Yvonne Sciò è sempre stata di una bellezza assoluta, da quando era bambina e già posava per Vogue, fino a oggi che ha 55 e nessun bisogno di puntare su quegli occhioni azzurri circondati da una chioma di riccioli biondi. “Troppe volte mi è stato detto che, se ero bella, non potevo essere brava”. E troppe volte le è toccato dimostrare che non era vero. Nell’intervista concessa al Corriere della Sera, Yvonne Sciò racconta dei suoi esordi per arrivare a raccontare ciò che più le preme: Womeness, il documentario sul femminismo che ha appena diretto e prodotto e che è in onda su SkyArte.

Modella bambina

«A cinque anni, posavo per Vogue Bambino, facevo campagne, sfilate. Sono cresciuta così: mamma americana giornalista di moda, io in collegio dalle suore a Roma, che entravo e uscivo per lavorare. Poi, è arrivato lo spot Sip e le suore hanno detto a mamma che mi avrebbero bocciata perché non potevo andare avanti in quel modo.
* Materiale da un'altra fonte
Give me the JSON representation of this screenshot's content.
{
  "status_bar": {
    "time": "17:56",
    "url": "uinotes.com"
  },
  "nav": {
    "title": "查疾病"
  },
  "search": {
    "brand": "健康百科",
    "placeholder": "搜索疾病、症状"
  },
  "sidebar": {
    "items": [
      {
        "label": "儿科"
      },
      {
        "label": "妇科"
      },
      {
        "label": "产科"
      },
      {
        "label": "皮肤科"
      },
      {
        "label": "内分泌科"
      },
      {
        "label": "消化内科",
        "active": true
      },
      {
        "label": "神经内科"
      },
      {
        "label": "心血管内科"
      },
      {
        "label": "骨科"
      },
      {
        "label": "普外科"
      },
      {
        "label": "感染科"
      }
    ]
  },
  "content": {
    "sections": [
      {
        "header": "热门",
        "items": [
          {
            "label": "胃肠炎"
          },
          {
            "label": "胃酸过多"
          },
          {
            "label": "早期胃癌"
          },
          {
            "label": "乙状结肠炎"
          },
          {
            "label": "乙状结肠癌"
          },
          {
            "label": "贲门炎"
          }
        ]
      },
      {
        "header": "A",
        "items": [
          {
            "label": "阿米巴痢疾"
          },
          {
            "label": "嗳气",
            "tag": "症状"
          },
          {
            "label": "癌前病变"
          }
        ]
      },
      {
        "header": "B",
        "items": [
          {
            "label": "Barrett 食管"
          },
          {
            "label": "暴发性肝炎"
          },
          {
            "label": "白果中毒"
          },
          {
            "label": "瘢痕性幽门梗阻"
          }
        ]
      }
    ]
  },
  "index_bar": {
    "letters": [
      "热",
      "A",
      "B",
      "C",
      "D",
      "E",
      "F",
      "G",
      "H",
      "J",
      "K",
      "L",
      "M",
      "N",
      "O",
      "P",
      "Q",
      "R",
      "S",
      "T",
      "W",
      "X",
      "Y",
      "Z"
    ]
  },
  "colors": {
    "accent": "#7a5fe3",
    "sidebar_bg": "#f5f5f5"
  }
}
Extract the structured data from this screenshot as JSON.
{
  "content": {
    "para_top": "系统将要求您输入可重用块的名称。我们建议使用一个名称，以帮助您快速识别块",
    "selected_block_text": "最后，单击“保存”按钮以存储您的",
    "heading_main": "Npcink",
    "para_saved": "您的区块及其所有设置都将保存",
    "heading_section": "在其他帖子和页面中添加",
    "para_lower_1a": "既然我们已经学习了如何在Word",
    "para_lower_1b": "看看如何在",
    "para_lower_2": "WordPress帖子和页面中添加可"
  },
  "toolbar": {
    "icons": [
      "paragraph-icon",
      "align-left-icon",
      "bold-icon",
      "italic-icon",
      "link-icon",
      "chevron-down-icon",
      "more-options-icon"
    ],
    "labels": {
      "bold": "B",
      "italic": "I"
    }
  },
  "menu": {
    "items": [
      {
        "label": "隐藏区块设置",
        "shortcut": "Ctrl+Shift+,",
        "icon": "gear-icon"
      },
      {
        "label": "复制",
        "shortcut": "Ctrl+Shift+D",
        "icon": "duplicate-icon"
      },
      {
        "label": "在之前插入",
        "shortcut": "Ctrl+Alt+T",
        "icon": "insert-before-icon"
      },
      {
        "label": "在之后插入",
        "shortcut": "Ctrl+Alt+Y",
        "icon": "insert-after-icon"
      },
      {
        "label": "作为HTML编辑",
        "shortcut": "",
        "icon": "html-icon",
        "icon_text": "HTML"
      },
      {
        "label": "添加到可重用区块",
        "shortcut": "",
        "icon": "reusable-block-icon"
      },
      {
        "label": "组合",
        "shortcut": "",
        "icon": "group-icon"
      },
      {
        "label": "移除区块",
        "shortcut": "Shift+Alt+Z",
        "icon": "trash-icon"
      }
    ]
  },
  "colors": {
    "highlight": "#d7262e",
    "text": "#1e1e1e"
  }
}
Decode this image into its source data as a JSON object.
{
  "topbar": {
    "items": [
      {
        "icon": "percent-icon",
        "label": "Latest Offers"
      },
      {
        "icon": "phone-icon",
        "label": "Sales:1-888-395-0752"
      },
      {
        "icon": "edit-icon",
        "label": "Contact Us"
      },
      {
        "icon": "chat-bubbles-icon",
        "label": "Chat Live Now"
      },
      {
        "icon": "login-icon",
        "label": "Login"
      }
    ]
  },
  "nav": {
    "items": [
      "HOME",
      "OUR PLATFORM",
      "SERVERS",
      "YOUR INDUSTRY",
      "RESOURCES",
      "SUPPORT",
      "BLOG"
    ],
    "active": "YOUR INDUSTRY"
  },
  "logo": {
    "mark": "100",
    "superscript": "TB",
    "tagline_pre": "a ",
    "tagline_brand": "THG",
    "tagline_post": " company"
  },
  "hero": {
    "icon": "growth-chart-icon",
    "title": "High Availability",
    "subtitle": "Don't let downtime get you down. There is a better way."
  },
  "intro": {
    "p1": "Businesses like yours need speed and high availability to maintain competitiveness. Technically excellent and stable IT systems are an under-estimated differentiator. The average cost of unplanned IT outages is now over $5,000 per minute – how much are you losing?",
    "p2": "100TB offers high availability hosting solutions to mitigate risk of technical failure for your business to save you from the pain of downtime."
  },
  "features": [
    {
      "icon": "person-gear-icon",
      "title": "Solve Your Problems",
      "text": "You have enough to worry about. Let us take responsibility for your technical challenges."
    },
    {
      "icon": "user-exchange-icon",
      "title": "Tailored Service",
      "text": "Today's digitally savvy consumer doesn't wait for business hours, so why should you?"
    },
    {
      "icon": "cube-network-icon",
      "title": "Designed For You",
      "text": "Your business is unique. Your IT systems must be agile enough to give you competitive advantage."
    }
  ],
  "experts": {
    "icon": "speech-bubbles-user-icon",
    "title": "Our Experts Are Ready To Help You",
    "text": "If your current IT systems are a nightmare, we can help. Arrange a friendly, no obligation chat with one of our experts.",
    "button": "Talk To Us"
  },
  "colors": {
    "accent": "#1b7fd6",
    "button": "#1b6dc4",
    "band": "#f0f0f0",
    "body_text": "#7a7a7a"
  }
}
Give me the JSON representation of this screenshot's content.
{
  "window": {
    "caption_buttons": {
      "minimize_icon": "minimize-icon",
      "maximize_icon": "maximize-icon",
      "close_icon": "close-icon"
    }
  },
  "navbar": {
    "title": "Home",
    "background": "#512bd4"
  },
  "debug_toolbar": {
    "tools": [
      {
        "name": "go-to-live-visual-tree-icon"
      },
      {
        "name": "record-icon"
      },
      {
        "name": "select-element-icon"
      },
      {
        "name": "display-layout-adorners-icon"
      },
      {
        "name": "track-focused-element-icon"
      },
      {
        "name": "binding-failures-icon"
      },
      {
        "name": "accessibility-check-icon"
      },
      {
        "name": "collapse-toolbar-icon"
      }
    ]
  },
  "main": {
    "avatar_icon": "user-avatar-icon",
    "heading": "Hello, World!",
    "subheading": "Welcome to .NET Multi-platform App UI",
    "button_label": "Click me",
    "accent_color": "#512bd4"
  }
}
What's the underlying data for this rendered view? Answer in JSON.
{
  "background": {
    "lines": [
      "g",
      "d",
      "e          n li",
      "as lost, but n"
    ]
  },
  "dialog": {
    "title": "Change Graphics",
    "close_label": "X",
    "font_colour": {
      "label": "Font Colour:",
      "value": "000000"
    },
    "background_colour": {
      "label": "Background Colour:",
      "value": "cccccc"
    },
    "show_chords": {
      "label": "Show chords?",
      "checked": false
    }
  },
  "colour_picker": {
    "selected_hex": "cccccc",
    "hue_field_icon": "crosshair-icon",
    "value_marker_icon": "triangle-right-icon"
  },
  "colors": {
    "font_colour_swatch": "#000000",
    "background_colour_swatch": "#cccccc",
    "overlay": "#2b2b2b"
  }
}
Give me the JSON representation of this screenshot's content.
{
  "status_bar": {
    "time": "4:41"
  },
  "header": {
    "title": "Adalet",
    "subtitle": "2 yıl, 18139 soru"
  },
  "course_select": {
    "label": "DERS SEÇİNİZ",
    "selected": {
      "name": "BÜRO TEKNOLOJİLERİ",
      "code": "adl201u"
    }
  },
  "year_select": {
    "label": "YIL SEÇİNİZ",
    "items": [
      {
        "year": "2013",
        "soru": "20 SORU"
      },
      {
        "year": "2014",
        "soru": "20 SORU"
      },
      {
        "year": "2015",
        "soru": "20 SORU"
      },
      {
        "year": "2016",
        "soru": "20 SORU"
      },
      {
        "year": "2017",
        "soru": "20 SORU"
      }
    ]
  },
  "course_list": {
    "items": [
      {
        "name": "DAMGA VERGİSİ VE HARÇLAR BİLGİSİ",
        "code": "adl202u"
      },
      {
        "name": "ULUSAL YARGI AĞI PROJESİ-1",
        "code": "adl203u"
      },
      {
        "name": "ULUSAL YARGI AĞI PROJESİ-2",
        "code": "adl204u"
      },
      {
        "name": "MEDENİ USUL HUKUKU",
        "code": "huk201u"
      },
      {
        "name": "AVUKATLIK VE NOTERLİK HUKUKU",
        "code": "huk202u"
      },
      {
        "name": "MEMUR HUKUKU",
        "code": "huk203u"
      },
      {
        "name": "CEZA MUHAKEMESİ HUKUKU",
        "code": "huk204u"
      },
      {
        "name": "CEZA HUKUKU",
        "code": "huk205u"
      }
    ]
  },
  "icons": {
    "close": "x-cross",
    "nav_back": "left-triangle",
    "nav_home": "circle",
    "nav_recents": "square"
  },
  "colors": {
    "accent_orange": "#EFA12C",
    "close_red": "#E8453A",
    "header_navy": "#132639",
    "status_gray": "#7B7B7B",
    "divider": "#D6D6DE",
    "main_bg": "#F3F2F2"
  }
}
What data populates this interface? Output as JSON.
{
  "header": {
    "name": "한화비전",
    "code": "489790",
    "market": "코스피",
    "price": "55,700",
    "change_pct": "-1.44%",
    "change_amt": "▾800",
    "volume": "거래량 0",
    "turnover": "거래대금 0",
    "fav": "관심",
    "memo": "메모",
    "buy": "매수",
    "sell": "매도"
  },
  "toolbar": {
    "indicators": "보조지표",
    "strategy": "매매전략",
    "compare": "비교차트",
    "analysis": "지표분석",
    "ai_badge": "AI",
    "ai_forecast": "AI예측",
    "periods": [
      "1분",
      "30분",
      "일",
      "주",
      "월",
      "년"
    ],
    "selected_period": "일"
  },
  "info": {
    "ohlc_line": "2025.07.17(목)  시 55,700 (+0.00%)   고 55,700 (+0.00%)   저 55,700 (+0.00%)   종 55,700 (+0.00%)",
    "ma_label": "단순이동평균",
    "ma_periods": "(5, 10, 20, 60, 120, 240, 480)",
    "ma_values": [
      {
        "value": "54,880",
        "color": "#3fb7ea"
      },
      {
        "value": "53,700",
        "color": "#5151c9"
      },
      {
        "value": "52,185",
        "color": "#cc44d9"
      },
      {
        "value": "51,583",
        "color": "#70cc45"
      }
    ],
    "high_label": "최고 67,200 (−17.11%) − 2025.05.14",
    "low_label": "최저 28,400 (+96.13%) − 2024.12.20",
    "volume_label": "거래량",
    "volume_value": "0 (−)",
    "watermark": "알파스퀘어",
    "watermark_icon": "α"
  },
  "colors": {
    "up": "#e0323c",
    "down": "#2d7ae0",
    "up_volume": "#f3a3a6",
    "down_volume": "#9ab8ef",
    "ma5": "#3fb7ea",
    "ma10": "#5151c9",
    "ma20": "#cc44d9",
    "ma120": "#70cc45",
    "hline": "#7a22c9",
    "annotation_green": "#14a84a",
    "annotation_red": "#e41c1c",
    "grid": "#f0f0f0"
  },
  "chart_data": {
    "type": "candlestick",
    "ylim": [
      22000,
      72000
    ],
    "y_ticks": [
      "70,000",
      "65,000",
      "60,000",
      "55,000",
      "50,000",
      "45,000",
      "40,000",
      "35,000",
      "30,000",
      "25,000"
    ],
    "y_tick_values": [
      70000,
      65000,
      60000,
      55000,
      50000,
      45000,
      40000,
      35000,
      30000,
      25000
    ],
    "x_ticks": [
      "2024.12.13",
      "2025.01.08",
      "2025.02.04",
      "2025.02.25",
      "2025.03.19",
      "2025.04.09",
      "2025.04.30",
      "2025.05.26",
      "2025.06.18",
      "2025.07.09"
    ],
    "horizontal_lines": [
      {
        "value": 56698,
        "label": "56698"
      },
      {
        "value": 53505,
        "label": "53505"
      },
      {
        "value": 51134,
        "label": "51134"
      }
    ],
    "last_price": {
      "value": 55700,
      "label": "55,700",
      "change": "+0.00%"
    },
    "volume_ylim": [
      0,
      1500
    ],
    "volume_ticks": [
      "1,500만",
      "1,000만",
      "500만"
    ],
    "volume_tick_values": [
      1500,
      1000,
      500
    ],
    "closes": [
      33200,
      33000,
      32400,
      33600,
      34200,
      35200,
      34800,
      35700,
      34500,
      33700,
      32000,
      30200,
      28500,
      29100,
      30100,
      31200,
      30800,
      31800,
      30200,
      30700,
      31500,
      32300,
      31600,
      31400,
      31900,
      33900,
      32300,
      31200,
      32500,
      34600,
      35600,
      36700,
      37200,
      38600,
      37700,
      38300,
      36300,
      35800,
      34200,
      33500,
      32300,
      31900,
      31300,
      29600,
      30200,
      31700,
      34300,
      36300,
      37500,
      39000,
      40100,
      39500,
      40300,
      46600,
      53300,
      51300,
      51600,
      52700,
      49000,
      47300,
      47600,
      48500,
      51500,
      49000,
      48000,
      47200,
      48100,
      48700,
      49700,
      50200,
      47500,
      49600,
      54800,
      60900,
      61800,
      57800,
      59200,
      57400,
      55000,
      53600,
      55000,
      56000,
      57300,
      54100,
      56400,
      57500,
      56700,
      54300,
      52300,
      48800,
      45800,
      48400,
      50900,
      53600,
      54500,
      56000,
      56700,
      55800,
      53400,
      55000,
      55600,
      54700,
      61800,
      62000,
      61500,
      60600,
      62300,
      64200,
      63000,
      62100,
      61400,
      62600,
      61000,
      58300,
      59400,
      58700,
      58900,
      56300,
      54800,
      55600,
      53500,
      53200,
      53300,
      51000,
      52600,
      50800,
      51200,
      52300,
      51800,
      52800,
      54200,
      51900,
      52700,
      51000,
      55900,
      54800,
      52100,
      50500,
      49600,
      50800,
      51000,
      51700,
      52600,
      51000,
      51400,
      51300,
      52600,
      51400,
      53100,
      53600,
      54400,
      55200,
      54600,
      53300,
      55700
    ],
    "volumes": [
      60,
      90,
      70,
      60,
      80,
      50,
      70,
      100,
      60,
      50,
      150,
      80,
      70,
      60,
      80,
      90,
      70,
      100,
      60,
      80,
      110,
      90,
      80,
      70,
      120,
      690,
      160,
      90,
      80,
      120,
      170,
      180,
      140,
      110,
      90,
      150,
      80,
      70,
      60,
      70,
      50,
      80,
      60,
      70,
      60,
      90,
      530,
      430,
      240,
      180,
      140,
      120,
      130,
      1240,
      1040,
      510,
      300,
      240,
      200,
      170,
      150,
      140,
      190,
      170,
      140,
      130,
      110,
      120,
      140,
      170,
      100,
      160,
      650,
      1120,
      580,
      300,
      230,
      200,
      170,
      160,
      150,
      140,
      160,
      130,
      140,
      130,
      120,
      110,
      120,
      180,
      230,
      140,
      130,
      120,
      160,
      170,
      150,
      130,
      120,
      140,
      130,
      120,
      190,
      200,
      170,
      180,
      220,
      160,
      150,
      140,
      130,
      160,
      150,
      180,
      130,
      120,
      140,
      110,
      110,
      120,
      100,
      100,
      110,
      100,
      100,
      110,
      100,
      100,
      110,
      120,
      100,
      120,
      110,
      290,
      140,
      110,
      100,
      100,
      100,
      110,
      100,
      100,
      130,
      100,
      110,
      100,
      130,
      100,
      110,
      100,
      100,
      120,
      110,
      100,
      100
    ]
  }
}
E mia madre: ma è una donna, dev’essere indipendente». Aveva 15 anni quando la vedemmo attaccata alla cornetta del telefono mentre ripeteva, con aria trasognata: “Mi ami, ma quanto mi ami?”. Erano gli anni a cavallo fra gli 80 e i 90 e con quello spot della Sip Yvonne Sciò diventò famosissima.

Gli anni di Non è la Rai”

Poi arrivò “Non è la Rai” ma, anche se in tanti la identificano con quel gruppetto di ragazzine sorridenti, lei ci rimase per soli tre mesi. «In realtà, mi sono pentita di aver rifiutato un contratto lungo: avrei guadagnato tanto, ma a quell’età credi negli ideali, i soldi non ti interessano e io avevo paura di chiudermi in una gabbia. Forse è per questo bisogno di libertà che non ho avuto una carriera lineare, ma nella vita non puoi far finta di essere qualcun altro. Dopo, ho fatto una tournée con Mario Monicelli, un film di Nanni Loy con Marcello Mastroianni, ma decisi di trasferirmi a Los Angeles. L’idea che lì nessuno mi conoscesse mi spronava ancora di più ad arrivare. Non mi importava essere popolare, volevo essere brava». E se dopo la sua partenza, sembrava sparita dai nostri radar, l’artista ricorda che «ho fatto 57 film, tre documentari diretti e prodotti da me e venduti in 94 Paesi».

Gli anni di Los Angeles

Gli anni americani sono stati intensi «Facevo provini nei quali partivamo in 400 e poi diventavamo 50. Ho fatto teatro a New York con John Buffalo, il figlio di Norman Mailer, e il video di She’s So High di Tal Bachman, un successo enorme, anche se mi hanno dato due spicci. Ho fatto film e serie che qui non ha visto nessuno, magari piccoli ruoli, ma ne vado fiera».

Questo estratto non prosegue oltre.